To be even better, both F-16 and F-22 airplanes could be redesigned with ease of maintenance and upgrades in mind because at any given time a certain number of fighter airplanes are down for scheduled and unscheduled maintenance. The benefits in reducing the number of hours the airplanes are unavailable and the number of maintenance personnel required for their servicing could be immense.  The savings in maintenance personnel will also result in the corresponding savings in support personnel, leaving more funds available for training and platform upgrades.

So what about the numbers?  The number of F-22s should be increased from the current sub two hundred to at least five hundred.  Some of which could be stationed in the Pacific theater to deter China and some in European theater to deter Russia, with the rest located in the US and available for either theater support.  The new F-16s would completely replace every US active duty, reserve, and guard squadron F-16, which according the F-16.net is about 1,000 aircraft.  Combined together the future fighter force would be ready to handle any contingency from MCO to counter-insurgency.  The total price for the F-22 and F-16 buy would also be less compared to the current projected F-35 program price.  Given the F-16 estimated price of approximately $50M per aircraft, the total would come out to $50B dollars.  The F-22s, using the $187M per unit price would come out to $53B dollars, for a combined total of $103B, which is much less than the estimated $300B plus budgeted for the current F-35 program.
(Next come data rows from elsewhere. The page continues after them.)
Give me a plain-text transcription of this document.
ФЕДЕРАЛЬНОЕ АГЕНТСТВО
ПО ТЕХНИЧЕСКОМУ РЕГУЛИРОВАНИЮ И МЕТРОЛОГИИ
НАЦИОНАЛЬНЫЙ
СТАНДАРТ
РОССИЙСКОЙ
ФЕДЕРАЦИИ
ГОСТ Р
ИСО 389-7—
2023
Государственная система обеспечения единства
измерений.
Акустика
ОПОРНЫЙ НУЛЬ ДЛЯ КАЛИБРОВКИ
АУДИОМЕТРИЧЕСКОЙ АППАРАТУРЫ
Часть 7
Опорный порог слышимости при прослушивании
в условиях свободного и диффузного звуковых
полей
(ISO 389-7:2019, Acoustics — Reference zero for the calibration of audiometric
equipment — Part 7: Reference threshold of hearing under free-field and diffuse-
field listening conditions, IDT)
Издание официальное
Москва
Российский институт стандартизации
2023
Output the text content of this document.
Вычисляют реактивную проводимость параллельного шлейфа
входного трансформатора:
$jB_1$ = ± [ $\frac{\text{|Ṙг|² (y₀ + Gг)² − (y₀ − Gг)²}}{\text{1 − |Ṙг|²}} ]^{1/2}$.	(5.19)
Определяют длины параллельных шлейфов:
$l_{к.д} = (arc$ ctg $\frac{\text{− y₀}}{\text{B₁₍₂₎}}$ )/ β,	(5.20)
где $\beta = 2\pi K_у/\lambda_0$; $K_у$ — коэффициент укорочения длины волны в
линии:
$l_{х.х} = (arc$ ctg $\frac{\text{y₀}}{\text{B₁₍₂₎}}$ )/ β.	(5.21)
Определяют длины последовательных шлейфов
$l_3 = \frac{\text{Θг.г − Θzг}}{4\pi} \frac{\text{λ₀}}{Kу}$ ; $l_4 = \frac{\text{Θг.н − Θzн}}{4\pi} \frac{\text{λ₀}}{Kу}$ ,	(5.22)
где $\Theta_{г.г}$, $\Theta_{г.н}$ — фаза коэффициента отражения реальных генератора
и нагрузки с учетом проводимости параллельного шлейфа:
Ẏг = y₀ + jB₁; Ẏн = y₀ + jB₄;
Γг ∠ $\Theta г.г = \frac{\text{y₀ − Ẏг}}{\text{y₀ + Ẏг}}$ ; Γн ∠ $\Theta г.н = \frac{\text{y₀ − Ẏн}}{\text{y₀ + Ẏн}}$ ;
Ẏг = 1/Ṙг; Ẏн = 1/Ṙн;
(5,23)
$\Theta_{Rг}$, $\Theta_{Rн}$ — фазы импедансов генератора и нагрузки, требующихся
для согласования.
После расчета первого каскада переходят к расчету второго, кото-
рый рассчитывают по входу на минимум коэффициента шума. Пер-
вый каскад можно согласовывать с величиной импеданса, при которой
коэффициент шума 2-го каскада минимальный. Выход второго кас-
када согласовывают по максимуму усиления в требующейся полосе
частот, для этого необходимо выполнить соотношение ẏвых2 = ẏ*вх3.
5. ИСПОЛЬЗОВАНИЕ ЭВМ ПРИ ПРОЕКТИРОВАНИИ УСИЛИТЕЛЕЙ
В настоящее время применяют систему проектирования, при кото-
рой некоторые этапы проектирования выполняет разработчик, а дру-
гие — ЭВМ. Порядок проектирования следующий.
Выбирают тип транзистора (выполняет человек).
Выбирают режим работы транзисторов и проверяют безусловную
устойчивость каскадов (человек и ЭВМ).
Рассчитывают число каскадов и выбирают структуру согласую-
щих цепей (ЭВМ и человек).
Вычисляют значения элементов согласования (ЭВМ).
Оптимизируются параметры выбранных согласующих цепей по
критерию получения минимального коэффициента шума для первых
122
The future of USAF fighter force, and by extension the US military’s ability to project power, is at stake.  Without adjustment the Combat Air Forces are on the way to equipping their fighter units with an airplane that is less capable of WVR combat than the existing platforms.  As more and more studies are coming out showcasing the F-35 limitations, USAF has a choice.  It can continue with an airplane that has demonstrated limitation in multiple areas, or change direction and create a fighter force which will secure air dominance for the US well into this century.  Without air superiority nothing else the USAF does or any of the other Services do will be possible.  The reason for the dominance of the US military as an instrument of power is the ability of the USAF to assure complete air dominance anywhere in the world.  Such will only be possible in the future if the US is willing to invest in the fighter force of the future which is capable of destroying adversary air defenses and engaging the adversaries both in BVR and WVR combat.  For that, a mix of upgraded F-22s and F-16s would ensure US air supremacy anywhere in the world.